Paeoniflorin attenuates sepsis-induced liver injury by reprogramming macrophage polarization via the TLR4/NF-κB pathway.

BACKGROUND: Sepsis-associated liver injury (SALI) increases mortality in critically ill patients but lacks targeted treatments. Although the natural compound Paeoniflorin shows anti-inflammatory and immunomodulatory potential, its specific function and mechanism in SALI remain unclear. METHODS: A murine model of polymicrobial sepsis was established using cecal ligation and puncture (CLP). Male C57BL/6 mice were randomly allocated to Sham, CLP, CLP+Paeoniflorin (30, 60, 120 mg/kg), CLP+Paeoniflorin+TLR4 agonist (RS09 TFA), and Paeoniflorin-only control groups. Liver injury was assessed through serum ALT/AST measurements, histopathological evaluation, and TUNEL apoptosis assay. Hepatic inflammatory cytokine expression was quantified by qPCR. Macrophage polarization was analyzed via immunohistochemistry for F4/80, CD86 (M1), and CD206 (M2) markers. TLR4/NF-κB pathway activity was examined using Western blotting and immunohistochemistry. Transcriptomic profiling was performed through RNA sequencing and KEGG pathway analysis. RESULTS: Paeoniflorin administration significantly attenuated CLP-induced elevations in serum ALT and AST levels in a dose-dependent manner, ameliorated histopathological liver damage, and reduced hepatocyte apoptosis. Treatment with Paeoniflorin substantially downregulated hepatic mRNA expression of pro-inflammatory cytokines (IL-6, TNF-α, IL-1β).

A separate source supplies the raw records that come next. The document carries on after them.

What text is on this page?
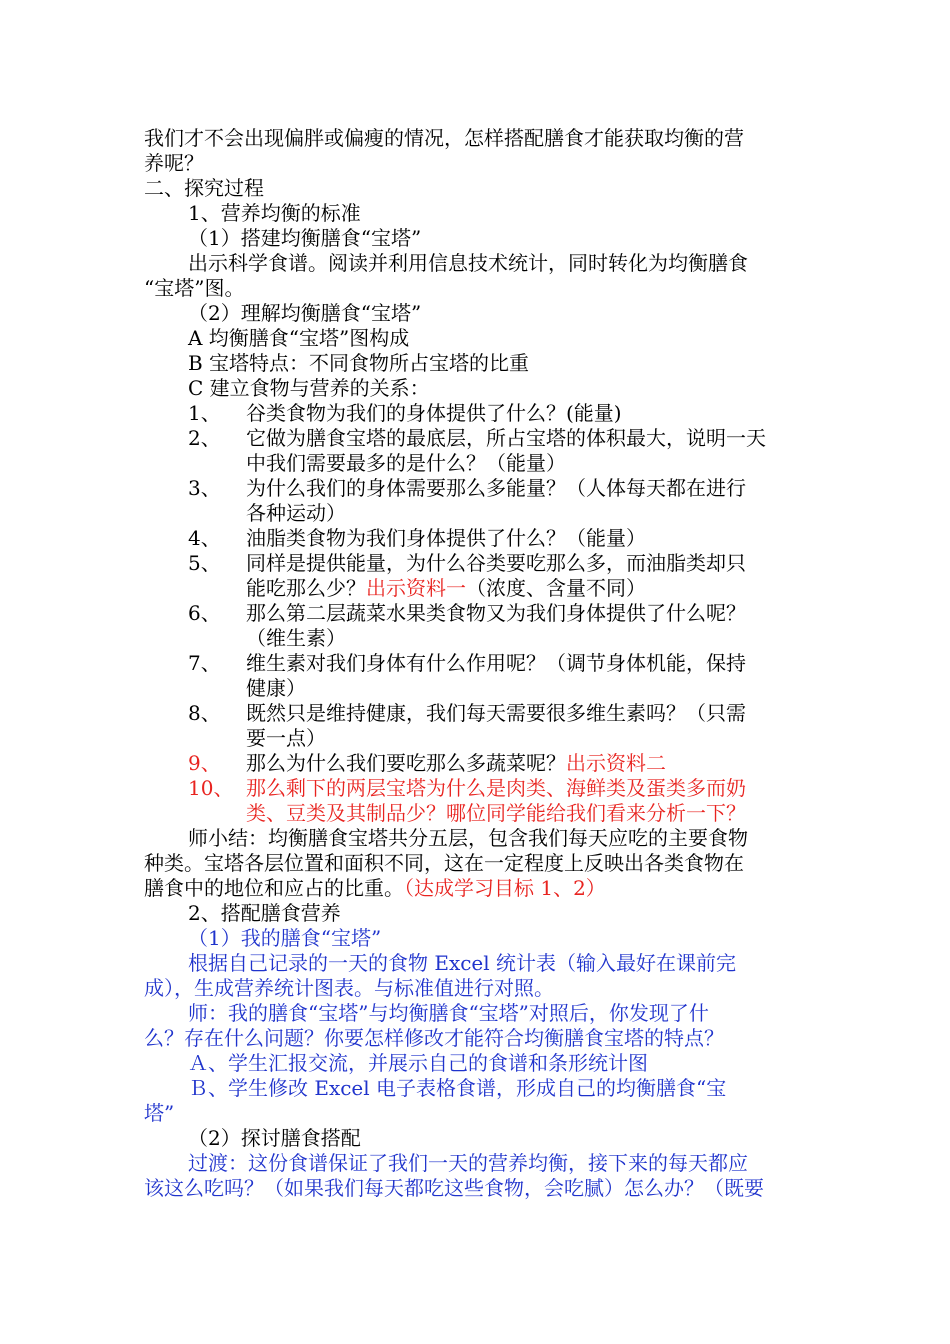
我们才不会出现偏胖或偏瘦的情况，怎样搭配膳食才能获取均衡的营
养呢？
二、探究过程
1、营养均衡的标准
（1）搭建均衡膳食“宝塔”
出示科学食谱。阅读并利用信息技术统计，同时转化为均衡膳食
“宝塔”图。
（2）理解均衡膳食“宝塔”
A 均衡膳食“宝塔”图构成
B 宝塔特点：不同食物所占宝塔的比重
C 建立食物与营养的关系：
1、 谷类食物为我们的身体提供了什么？(能量)
2、 它做为膳食宝塔的最底层，所占宝塔的体积最大，说明一天
中我们需要最多的是什么？（能量）
3、 为什么我们的身体需要那么多能量？（人体每天都在进行
各种运动）
4、 油脂类食物为我们身体提供了什么？（能量）
5、 同样是提供能量，为什么谷类要吃那么多，而油脂类却只
能吃那么少？出示资料一（浓度、含量不同）
6、 那么第二层蔬菜水果类食物又为我们身体提供了什么呢？
（维生素）
7、 维生素对我们身体有什么作用呢？（调节身体机能，保持
健康）
8、 既然只是维持健康，我们每天需要很多维生素吗？（只需
要一点）
9、 那么为什么我们要吃那么多蔬菜呢？出示资料二
10、 那么剩下的两层宝塔为什么是肉类、海鲜类及蛋类多而奶
类、豆类及其制品少？哪位同学能给我们看来分析一下？
师小结：均衡膳食宝塔共分五层，包含我们每天应吃的主要食物
种类。宝塔各层位置和面积不同，这在一定程度上反映出各类食物在
膳食中的地位和应占的比重。（达成学习目标 1、2）
2、搭配膳食营养
（1）我的膳食“宝塔”
根据自己记录的一天的食物 Excel 统计表（输入最好在课前完
成），生成营养统计图表。与标准值进行对照。
师：我的膳食“宝塔”与均衡膳食“宝塔”对照后，你发现了什
么？存在什么问题？你要怎样修改才能符合均衡膳食宝塔的特点？
Ａ、学生汇报交流，并展示自己的食谱和条形统计图
Ｂ、学生修改 Excel 电子表格食谱，形成自己的均衡膳食“宝
塔”
（2）探讨膳食搭配
过渡：这份食谱保证了我们一天的营养均衡，接下来的每天都应
该这么吃吗？（如果我们每天都吃这些食物，会吃腻）怎么办？（既要
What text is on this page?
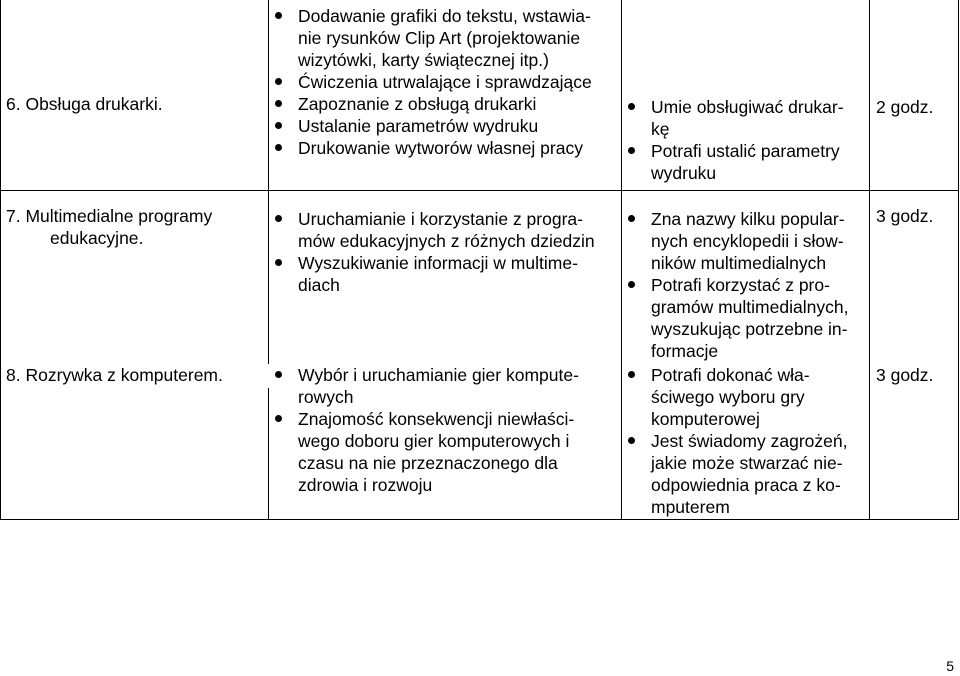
Dodawanie grafiki do tekstu, wstawia-
nie rysunków Clip Art (projektowanie
wizytówki, karty świątecznej itp.)
Ćwiczenia utrwalające i sprawdzające
6. Obsługa drukarki.	Zapoznanie z obsługą drukarki
Ustalanie parametrów wydruku
Drukowanie wytworów własnej pracy
Umie obsługiwać drukar-
kę
Potrafi ustalić parametry
wydruku
2 godz.
7. Multimedialne programy
edukacyjne.
Uruchamianie i korzystanie z progra-
mów edukacyjnych z różnych dziedzin
Wyszukiwanie informacji w multime-
diach
Zna nazwy kilku popular-
nych encyklopedii i słow-
ników multimedialnych
Potrafi korzystać z pro-
gramów multimedialnych,
wyszukując potrzebne in-
formacje
3 godz.
8. Rozrywka z komputerem.	Wybór i uruchamianie gier kompute-
rowych
Znajomość konsekwencji niewłaści-
wego doboru gier komputerowych i
czasu na nie przeznaczonego dla
zdrowia i rozwoju
Potrafi dokonać wła-
ściwego wyboru gry
komputerowej
Jest świadomy zagrożeń,
jakie może stwarzać nie-
odpowiednia praca z ko-
mputerem
3 godz.
5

Immunohistochemical analysis revealed that Paeoniflorin treatment was associated with a shift in macrophage marker expression, characterized by a reduction in cells co-staining for F4/80 and the classic M1 marker CD86, and an increase in cells co-staining for F4/80 and the classic M2 marker CD206. This suggests a potential modulation of macrophage polarization balance towards an anti-inflammatory phenotype. Both transcriptomic and protein analyses confirmed that Paeoniflorin suppressed activation of the TLR4/NF-κB signaling pathway. The protective effects of Paeoniflorin were completely abolished by co-administration of the TLR4 agonist RS09 TFA. CONCLUSION: Paeoniflorin confers protection against sepsis-induced liver injury by modulating macrophage polarization from the pro-inflammatory M1 phenotype toward the anti-inflammatory M2 phenotype through inhibition of the TLR4/NF-κB signaling pathway. These findings identify Paeoniflorin as a promising candidate for further development as an immunomodulatory therapy for SALI.